Agricultural Research Service

Title: MUTATIONAL ANALYSIS OF THE DIRECT TANDEM REPEAT SEQUENCES AT THE ORIGIN OF DNA REPLICATION OF PORCINE CIRCOVIRUS TYPE 1

Author
item Cheung, Andrew

Submitted to: Virology
Publication Type: Peer Reviewed Journal
Publication Acceptance Date: May 26, 2005
Publication Date: September 1, 2005
Citation: Cheung, A.K. 2005. Mutational analysis of the direct tandem repeat sequences at the origin of DNA replication of porcine circovirus type 1. Virology. 339:192-199.

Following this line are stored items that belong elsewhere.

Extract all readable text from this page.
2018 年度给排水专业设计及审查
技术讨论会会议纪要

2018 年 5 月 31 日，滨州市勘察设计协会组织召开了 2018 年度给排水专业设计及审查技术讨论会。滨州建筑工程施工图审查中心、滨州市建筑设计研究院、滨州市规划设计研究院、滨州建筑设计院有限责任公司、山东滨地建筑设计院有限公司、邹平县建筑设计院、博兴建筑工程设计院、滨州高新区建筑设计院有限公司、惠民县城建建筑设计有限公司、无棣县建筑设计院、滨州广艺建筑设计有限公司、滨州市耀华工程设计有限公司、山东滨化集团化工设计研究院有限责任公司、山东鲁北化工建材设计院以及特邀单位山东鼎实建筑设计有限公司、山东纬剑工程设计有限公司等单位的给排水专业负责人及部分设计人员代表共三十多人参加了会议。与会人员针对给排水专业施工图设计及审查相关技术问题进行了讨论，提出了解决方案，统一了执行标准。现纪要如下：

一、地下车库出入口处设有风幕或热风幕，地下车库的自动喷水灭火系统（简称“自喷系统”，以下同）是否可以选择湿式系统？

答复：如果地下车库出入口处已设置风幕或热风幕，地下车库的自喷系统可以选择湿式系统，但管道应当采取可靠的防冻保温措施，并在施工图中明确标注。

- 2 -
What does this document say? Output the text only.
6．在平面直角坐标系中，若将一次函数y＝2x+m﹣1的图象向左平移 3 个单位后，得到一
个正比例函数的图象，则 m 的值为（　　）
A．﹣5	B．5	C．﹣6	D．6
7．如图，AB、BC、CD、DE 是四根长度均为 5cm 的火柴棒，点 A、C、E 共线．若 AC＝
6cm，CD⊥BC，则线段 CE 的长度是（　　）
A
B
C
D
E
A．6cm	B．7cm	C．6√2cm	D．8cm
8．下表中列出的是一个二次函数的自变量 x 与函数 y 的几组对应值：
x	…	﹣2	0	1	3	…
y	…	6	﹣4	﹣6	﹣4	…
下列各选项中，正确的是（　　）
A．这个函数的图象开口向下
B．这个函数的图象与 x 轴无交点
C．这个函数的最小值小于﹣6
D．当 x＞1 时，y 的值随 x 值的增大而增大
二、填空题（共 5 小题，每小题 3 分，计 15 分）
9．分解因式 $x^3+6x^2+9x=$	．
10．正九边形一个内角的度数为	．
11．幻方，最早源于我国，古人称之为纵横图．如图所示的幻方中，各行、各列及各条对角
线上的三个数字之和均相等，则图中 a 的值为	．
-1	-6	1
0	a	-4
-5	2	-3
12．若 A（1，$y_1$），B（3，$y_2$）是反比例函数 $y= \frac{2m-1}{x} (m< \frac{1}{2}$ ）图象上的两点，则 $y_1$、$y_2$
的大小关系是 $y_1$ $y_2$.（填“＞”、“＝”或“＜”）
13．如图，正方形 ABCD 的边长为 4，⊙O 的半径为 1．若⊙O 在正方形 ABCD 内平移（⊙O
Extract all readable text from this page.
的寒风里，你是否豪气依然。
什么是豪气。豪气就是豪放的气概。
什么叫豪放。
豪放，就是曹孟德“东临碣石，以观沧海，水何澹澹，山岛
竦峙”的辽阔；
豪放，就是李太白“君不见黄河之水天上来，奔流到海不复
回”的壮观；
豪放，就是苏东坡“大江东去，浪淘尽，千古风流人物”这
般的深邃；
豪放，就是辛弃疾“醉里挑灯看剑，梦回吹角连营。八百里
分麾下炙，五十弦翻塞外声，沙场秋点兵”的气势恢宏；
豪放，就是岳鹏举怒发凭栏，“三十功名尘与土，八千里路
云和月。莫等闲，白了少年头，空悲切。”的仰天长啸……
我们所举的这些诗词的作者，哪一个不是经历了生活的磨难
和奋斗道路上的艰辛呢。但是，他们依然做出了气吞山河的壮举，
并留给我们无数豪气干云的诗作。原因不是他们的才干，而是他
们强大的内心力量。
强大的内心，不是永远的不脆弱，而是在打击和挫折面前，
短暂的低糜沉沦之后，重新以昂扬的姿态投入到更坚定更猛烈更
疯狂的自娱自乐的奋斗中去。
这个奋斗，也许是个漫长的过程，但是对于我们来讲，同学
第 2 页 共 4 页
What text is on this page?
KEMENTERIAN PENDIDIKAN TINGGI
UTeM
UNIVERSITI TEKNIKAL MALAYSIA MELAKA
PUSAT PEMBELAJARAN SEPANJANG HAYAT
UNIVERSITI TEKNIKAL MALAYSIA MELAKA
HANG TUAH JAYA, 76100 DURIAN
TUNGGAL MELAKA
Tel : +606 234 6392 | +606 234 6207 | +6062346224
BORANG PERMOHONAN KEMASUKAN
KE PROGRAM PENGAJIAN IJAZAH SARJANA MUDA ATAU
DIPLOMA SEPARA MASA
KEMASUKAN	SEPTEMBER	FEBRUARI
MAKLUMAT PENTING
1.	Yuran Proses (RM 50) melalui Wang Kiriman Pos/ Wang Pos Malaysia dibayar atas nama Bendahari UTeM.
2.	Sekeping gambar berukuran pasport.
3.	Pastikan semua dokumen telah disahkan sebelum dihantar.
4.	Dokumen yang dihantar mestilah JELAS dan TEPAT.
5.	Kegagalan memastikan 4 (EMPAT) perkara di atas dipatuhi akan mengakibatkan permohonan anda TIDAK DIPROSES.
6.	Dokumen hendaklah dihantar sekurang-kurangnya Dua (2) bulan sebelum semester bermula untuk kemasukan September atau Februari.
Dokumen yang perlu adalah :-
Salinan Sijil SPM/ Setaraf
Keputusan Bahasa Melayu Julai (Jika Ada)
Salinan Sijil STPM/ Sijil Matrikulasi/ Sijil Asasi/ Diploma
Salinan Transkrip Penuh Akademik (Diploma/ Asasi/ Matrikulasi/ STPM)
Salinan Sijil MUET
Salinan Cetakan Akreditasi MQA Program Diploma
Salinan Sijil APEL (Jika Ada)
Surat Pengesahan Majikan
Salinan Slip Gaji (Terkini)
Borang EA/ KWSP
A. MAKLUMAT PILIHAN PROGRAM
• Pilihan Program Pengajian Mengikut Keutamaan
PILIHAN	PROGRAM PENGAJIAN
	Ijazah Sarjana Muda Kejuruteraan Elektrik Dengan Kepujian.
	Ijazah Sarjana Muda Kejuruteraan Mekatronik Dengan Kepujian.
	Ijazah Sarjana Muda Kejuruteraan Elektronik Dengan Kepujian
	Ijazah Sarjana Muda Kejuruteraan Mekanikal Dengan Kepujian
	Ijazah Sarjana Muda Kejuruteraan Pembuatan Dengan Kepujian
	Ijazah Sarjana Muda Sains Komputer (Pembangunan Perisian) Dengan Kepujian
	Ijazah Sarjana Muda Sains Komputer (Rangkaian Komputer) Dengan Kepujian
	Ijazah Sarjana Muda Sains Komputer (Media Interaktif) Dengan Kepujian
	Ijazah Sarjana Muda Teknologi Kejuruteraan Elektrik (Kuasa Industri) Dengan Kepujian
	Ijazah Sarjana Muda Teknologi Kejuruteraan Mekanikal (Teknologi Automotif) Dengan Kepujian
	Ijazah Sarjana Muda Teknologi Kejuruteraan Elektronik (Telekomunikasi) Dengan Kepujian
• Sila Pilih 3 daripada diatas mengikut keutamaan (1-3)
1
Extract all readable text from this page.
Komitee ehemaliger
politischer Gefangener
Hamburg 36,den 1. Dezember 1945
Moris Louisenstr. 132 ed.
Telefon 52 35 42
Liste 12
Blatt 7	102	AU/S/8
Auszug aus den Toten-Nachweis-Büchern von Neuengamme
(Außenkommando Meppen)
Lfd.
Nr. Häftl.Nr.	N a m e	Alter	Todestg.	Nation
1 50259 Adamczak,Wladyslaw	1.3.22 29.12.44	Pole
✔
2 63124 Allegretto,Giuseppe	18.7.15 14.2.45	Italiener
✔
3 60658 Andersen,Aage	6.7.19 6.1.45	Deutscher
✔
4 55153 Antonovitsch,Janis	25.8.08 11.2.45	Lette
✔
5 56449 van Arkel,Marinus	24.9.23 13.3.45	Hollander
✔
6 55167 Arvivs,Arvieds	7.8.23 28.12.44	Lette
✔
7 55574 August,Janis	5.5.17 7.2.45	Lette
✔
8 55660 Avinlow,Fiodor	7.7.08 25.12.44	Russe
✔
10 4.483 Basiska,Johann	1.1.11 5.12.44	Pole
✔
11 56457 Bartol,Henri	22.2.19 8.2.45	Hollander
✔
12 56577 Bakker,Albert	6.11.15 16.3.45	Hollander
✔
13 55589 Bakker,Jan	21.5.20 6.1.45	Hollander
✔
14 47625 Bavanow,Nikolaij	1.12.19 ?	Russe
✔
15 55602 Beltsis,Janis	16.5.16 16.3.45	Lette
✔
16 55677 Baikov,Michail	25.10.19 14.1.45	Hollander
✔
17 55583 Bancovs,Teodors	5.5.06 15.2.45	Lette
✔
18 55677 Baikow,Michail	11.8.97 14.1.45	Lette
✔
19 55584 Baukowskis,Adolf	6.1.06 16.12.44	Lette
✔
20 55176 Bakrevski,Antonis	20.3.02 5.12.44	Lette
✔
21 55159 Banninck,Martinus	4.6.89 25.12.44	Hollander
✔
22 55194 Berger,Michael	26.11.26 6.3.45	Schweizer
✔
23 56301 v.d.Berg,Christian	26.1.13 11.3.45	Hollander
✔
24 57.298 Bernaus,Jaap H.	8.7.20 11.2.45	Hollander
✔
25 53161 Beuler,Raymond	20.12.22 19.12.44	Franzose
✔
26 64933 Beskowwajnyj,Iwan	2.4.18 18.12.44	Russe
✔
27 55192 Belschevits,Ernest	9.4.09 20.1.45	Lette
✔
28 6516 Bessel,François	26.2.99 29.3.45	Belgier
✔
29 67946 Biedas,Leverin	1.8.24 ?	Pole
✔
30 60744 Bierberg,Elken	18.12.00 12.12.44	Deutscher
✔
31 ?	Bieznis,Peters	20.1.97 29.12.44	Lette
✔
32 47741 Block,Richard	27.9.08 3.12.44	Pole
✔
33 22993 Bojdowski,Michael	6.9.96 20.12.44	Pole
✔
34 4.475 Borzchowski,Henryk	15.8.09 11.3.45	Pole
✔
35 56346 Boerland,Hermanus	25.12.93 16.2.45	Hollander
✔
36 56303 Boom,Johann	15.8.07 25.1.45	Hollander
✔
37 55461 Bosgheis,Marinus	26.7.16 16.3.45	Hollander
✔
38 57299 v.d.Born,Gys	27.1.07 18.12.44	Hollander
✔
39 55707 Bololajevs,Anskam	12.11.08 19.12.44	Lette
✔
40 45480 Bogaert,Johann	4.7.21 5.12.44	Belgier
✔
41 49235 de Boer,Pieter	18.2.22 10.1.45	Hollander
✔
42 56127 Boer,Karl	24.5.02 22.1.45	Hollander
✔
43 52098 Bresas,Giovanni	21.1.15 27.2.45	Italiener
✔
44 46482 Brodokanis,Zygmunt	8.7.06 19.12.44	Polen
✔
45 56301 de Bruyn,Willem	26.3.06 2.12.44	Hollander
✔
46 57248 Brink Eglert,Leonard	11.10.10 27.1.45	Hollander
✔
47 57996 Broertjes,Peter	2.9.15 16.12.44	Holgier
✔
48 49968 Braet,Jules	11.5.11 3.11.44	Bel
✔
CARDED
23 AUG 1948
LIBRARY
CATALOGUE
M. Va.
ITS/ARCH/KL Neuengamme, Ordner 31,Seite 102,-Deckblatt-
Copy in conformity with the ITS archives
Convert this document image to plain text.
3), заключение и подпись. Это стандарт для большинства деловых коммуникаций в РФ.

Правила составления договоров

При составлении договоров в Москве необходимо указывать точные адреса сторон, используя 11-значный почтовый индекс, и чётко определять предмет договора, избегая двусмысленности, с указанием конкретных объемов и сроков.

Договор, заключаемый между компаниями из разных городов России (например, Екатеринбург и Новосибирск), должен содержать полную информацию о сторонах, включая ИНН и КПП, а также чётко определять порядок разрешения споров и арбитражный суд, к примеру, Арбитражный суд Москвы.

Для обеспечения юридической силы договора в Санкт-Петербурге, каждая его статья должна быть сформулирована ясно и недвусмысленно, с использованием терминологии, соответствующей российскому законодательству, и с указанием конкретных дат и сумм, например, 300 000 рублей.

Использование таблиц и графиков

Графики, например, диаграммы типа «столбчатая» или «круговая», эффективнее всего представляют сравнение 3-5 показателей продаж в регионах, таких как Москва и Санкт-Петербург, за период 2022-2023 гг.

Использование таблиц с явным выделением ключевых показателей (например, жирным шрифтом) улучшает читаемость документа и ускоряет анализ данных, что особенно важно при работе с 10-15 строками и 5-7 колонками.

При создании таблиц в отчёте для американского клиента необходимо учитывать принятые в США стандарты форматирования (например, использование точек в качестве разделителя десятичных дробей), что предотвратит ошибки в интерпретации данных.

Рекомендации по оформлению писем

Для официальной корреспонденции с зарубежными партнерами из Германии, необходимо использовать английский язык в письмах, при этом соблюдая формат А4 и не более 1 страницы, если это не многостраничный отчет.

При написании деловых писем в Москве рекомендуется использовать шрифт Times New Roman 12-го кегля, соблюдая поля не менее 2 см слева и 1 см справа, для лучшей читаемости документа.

Interpretive Summary: Porcine circovirus type 2 (PCV2) is a newly emerged viral pathogen of swine. While clinical signs of disease and postmortem lesions induced by PCV2 are known, there is little information on the temporal pathogenesis and epidemiology of the virus. Standardized diagnostic tests have not developed and vaccines are not available. In previous work, we examined the genetic elements synthesized by PCV type 1 (PCV1) and PCV2 in tissue culture cells. We have identified several new PCV2 genetic elements that are different from the non-pathogenic PCV1 and have determined the essential and non-essential genetic elements required for PCV1 and PCV2 replication. We also proposed a novel rolling circle "melting-pot" model to account for its replication based on substitution mutagenesis. In this work, we examined the mechanisms involved in PCV2 DNA replication and identified a 6-nucleotide tandem sequence that is essential for viral protein, DNA and progeny virus biosynthesis. Thus, this work provides insight into the life-cycle of PCV and a general frame work to generate attenuated viruses. The information obtained advances our understanding of circovirus biology and aids the research of scientists in industry, universities and government agencies.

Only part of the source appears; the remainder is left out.